In simple words: Use the factor theorem to find the unknown coefficient by setting the polynomial to zero at the factor's root. Then use the middle-term splitting method to factor the resulting quadratic expression.
Exam Tip: When finding an unknown coefficient, always use the factor theorem carefully. After finding the coefficient, verify your factorisation by expanding the factors to confirm they match the original polynomial.
Question 4. When \( 3x^2 - 5x + p \) is divided by (x - 2), the remainder is 3. Find the value of p. Also factorise the polynomial \( 3x^2 - 5x + p - 3 \).
Answer: Using the remainder theorem, when you divide f(x) by (x - a), what is left over is f(a). Since f(x) = \( 3x^2 - 5x + p \) and we divide by (x - 2), the remainder equals f(2).
We know the remainder is 3, so f(2) = 3.
\[ \Rightarrow 3(2)^2 - 5(2) + p = 3 \]
\[ \Rightarrow 12 - 10 + p = 3 \]
\[ \Rightarrow p + 2 = 3 \]
\[ \Rightarrow p = 1 \]
Now substitute p = 1 into \( 3x^2 - 5x + p - 3 \):
\[ 3x^2 - 5x + 1 - 3 = 3x^2 - 5x - 2 \]
\[ = 3x^2 - 6x + x - 2 \]
\[ = 3x(x - 2) + 1(x - 2) \]
\[ = (3x + 1)(x - 2) \]
Therefore, p = 1 and the factors are (3x + 1) and (x - 2).

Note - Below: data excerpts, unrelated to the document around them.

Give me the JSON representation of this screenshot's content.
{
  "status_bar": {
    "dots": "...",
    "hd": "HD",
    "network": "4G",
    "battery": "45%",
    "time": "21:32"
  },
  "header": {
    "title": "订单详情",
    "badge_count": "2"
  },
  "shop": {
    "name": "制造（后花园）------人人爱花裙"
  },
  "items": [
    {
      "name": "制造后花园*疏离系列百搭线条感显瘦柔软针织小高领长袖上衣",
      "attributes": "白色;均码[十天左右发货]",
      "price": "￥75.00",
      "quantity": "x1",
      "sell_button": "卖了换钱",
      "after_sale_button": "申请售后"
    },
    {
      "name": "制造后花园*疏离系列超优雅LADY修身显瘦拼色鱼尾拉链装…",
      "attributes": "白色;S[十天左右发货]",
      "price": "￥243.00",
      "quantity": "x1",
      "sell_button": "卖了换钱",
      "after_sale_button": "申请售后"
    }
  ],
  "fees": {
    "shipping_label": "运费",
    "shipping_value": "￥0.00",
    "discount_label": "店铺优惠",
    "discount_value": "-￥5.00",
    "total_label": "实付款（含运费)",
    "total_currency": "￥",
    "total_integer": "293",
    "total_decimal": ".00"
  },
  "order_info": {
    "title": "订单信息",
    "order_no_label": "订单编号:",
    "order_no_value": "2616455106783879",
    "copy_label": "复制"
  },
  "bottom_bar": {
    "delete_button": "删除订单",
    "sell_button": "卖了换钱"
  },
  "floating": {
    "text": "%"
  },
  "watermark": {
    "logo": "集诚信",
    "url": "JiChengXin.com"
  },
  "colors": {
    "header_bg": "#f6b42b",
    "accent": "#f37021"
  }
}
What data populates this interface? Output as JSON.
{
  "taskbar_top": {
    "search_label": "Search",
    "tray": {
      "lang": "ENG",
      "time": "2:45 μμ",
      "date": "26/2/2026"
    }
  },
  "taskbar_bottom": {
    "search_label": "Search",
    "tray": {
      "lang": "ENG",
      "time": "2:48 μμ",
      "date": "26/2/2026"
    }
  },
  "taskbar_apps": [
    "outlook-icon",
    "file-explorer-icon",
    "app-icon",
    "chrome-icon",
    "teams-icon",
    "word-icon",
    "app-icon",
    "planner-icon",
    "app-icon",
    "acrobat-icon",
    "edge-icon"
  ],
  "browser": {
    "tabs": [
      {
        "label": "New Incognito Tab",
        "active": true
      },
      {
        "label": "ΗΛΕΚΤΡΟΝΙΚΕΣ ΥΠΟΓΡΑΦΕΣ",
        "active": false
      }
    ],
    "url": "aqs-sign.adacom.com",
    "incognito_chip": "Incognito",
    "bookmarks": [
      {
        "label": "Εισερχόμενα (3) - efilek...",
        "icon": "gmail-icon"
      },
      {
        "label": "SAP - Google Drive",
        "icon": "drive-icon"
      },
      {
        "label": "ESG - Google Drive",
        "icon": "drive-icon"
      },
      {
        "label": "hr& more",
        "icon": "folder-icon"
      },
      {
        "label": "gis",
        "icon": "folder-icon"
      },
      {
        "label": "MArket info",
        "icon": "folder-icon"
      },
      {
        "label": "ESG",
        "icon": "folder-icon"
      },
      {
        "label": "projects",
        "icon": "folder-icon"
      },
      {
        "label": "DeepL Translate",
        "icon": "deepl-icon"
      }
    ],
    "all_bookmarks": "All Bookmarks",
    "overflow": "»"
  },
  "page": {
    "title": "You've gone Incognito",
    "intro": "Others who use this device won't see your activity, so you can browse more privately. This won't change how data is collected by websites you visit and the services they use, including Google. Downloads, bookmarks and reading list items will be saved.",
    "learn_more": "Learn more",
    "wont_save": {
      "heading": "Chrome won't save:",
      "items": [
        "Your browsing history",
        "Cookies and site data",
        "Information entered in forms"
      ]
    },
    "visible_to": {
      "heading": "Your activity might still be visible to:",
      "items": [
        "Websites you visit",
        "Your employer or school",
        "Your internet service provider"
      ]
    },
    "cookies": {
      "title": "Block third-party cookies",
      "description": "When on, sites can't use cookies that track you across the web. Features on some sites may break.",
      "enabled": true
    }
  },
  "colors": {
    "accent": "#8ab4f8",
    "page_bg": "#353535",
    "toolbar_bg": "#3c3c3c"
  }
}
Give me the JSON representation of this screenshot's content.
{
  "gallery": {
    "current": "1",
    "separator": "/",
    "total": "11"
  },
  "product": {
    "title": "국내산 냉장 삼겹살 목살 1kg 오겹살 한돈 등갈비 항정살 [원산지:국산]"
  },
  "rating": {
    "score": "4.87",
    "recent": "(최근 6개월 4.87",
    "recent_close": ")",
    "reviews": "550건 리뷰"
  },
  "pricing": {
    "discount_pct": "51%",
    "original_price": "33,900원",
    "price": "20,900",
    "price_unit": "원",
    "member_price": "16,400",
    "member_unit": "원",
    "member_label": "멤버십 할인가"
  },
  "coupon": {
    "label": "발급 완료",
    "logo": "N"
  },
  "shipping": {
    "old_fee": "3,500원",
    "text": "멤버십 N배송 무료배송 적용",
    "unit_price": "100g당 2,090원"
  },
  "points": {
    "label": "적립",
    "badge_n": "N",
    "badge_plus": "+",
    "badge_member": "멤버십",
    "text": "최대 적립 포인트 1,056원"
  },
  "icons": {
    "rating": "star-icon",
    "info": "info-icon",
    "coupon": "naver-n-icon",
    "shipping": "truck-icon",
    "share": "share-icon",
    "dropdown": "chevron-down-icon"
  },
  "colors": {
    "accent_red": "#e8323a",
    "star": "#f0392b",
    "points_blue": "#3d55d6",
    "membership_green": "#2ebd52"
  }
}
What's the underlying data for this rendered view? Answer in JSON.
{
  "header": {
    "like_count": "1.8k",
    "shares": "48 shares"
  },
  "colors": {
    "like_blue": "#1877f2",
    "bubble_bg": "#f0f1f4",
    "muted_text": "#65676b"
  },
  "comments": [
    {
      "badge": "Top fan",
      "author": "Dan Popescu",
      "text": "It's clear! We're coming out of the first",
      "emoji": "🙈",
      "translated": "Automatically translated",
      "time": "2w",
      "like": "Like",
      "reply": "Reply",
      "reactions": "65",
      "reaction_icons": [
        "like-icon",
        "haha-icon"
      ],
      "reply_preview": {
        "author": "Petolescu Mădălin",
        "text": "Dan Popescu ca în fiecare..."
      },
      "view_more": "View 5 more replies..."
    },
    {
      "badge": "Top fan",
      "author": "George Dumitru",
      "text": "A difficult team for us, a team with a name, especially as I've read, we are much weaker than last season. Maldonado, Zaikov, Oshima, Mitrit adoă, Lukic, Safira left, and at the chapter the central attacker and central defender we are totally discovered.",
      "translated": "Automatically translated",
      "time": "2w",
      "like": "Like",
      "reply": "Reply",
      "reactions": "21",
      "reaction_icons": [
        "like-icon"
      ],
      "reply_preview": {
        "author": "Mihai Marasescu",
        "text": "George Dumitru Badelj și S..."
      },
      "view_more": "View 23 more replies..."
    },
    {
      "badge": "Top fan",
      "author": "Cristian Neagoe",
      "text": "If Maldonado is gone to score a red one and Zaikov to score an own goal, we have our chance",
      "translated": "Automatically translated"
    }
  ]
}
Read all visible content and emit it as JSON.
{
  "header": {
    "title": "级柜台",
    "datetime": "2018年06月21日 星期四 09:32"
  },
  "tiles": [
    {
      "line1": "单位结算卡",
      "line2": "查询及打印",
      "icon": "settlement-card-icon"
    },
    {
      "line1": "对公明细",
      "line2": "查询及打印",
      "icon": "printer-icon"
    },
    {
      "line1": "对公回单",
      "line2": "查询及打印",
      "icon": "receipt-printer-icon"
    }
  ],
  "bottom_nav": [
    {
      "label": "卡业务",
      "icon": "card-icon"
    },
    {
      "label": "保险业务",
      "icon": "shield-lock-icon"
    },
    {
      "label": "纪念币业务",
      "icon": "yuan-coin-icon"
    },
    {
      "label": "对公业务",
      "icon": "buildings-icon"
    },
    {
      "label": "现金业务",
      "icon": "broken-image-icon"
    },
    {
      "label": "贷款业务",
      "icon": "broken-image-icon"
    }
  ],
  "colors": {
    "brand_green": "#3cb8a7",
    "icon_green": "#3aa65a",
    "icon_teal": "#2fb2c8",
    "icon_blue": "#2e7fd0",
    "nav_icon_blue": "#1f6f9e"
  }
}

In simple words: Put x = 2 into the expression. This helps you find p. Once you know p, you can break down the new expression into two simpler parts that multiply together.
Exam Tip: Always apply the remainder theorem correctly - substitute the value that makes the divisor zero. Verify your answer by expanding the factors to check they match the original polynomial.
Question 5. Prove that (5x + 4) is a factor of \( 5x^3 + 4x^2 - 5x - 4 \). Hence, factorise the given polynomial completely.
Answer: By the factor theorem, (x - b) is a factor of f(x) if f(b) = 0.
Let f(x) = \( 5x^3 + 4x^2 - 5x - 4 \)
Since (5x + 4) or \( 5(x - (-\frac{4}{5})) \) is proposed as a factor, we find f(-4/5):
\[ f(-\frac{4}{5}) = 5(-\frac{4}{5})^3 + 4(-\frac{4}{5})^2 - 5(-\frac{4}{5}) - 4 \]
\[ = 5(-\frac{64}{125}) + 4(\frac{16}{25}) + 4 - 4 \]
\[ = -\frac{64}{25} + \frac{64}{25} \]
\[ = 0 \]
Since f(-4/5) = 0, (5x + 4) is indeed a factor of f(x).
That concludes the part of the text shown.